Figure 8—figure supplement 1.. Single-cell RNA sequencing (scRNAseq) analysis of Klk8 and Klk11 from the partial carotid ligation (PCL) mouse model.

Violin plots representing single-cell expression of (a) Klk8 and (b) Klk11 gene transcripts in eight endothelial cell clusters (E1–E8), smooth muscle cells (SMCs), fibroblasts (Fibro), 4 monocytes/macrophages clusters (Mo1–4), dendritic cells (DCs), and T cells (T) in the mouse carotid arteries following 2 days or 2 weeks of the PCL surgery as we recently reported (Andueza et al., 2020). The published scRNAseq data (Andueza et al., 2020) were reanalyzed here for Klk8 and Klk11 genes. E1–E4 clusters represent ECs exposed to s-flow conditions in the right carotid artery (RCA). E5 and E7 clusters represent ECs exposed to acute (2 days) d-flow in the left carotid artery (LCA). E6 and E8 clusters represent ECs exposed to chronic (2 weeks) d-flow in the LCA.

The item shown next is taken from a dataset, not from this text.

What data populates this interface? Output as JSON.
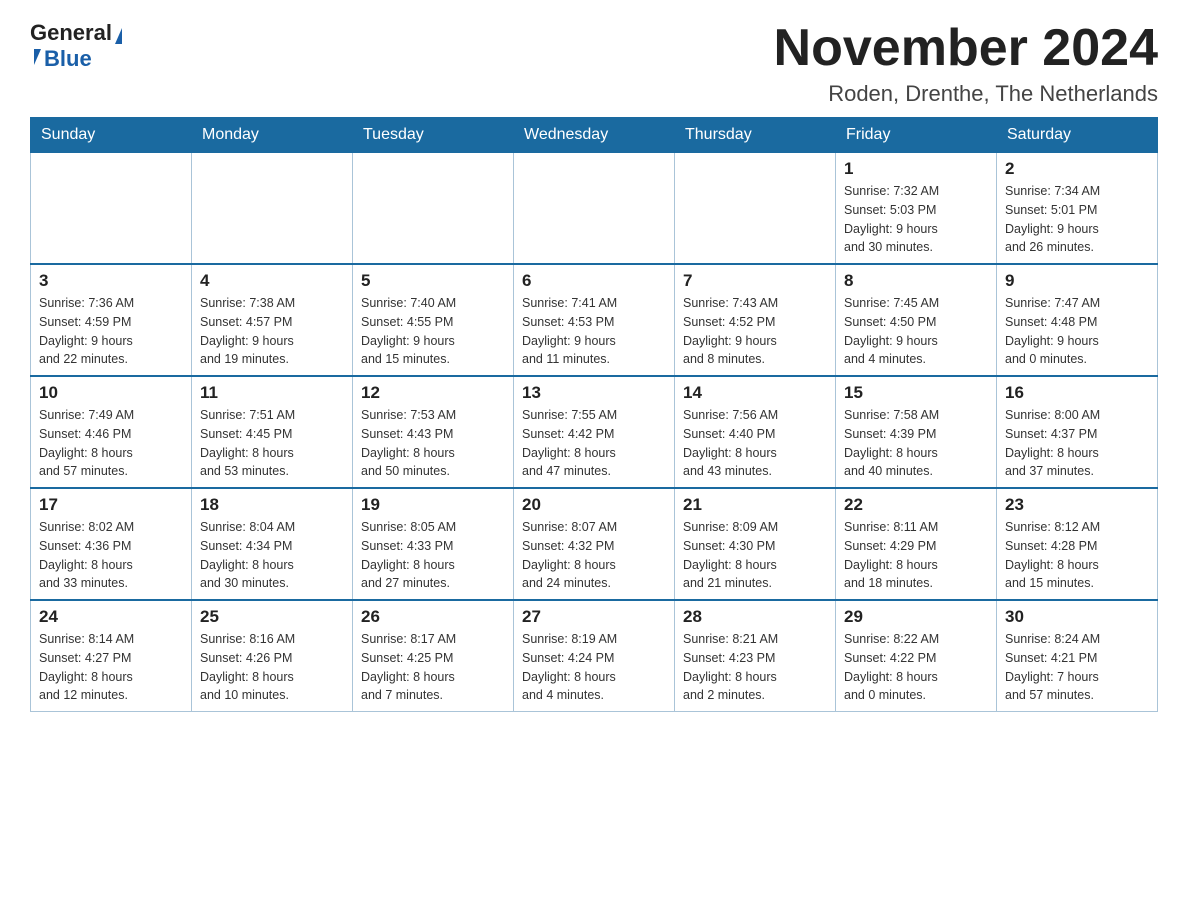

Figure 8—figure supplement 2.. rKLK10, but not rKLK8 or rKLK11, inhibits monocyte adhesion and vascular cell adhesion molecule 1 (VCAM1) expression in human aortic endothelial cells (HAECs) exposed to TNFα.

HAECs were treated with rKLK8, 10, or 11 (10 ng/ml each) or vehicle (UTC) for 16 hr, followed by TNFα (5 ng/ml) or vehicle for 4 hr. Then, (a) THP-1 monocyte adhesion assay and (b) western blot analysis for VCAM1 expression were performed (Figure 8—figure supplement 2—source data 1). (c) is the quantification of (b) using beta-actin as an internal control using the NIH ImageJ. One-way analysis of variance (ANOVA) was used for statistical analysis. Shown are mean ± standard error of the mean (SEM), n = 4–6.